With 2021 starting with a brand new lockdown and art galleries now closed for the foreseeable future, we asked Henry Miller to highlight three new pieces from his collection. Although visiting Henry Miller Fine Art is not possible, the gallery remains open for enquiries and free delivery is available in the London area.

Claudio Bravo (1936-2011), Fur Coat (Front and Back), 1976

Claudio Bravo was a hyperrealist artist of extraordinary talents. Leaving Chile aged 21, he lived in Spain and New York, before moving to Morocco in 1972 where he had found the colours and light he was searching for, away from (as he put it) the drabness and cement of cities. His work, although retaining its distinctive character, became infused with Moroccan culture and the people around him; most of his models were local boys, workers, their friends and even the telephone repair man.
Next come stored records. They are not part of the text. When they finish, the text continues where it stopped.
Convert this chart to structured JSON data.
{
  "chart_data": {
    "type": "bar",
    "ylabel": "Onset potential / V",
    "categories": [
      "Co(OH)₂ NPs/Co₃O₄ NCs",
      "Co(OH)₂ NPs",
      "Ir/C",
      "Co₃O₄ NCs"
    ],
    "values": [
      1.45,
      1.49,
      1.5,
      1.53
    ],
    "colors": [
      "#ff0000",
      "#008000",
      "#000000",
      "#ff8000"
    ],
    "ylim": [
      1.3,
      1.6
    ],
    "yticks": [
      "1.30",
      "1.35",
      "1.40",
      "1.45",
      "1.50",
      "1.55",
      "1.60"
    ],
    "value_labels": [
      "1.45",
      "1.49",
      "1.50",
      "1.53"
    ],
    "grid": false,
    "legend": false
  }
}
Patrick Hennessy (1915-1980), Bound Figure, c.1938-39

Patrick Hennessy was an Irish realist painter, who, throughout his career, made a living from flower paintings, still-lives and portrait commissions. However, alongside this conventional output, he also created a body of work which was far more personal and, for its time, ground-breaking. He addressed issues of masculinity, sexual identity and homosexuality, which was highly extraordinary and extremely brave considering homosexuality was then still illegal. In 1968, like Bravo, he moved to Morocco where he lived for the next ten years before setting in Portugal.

Harold Kitner, (American 1921-2004), Male Figure, 1958

Harold Kitner was a successful American artist who exhibited widely in the US, while working as a lecturer at Kent State University, Ohio, where he taught art and art history from 1947 until 1990. During his career, he played a significant role in creating the Art School’s core programme, organising, among other things, the Kent State Arts Festival.

This painting is clearly influenced by the works of the Bay Area Movement which made a point of rejecting abstract art, prevailing in the 1950s, and exploring the human figure.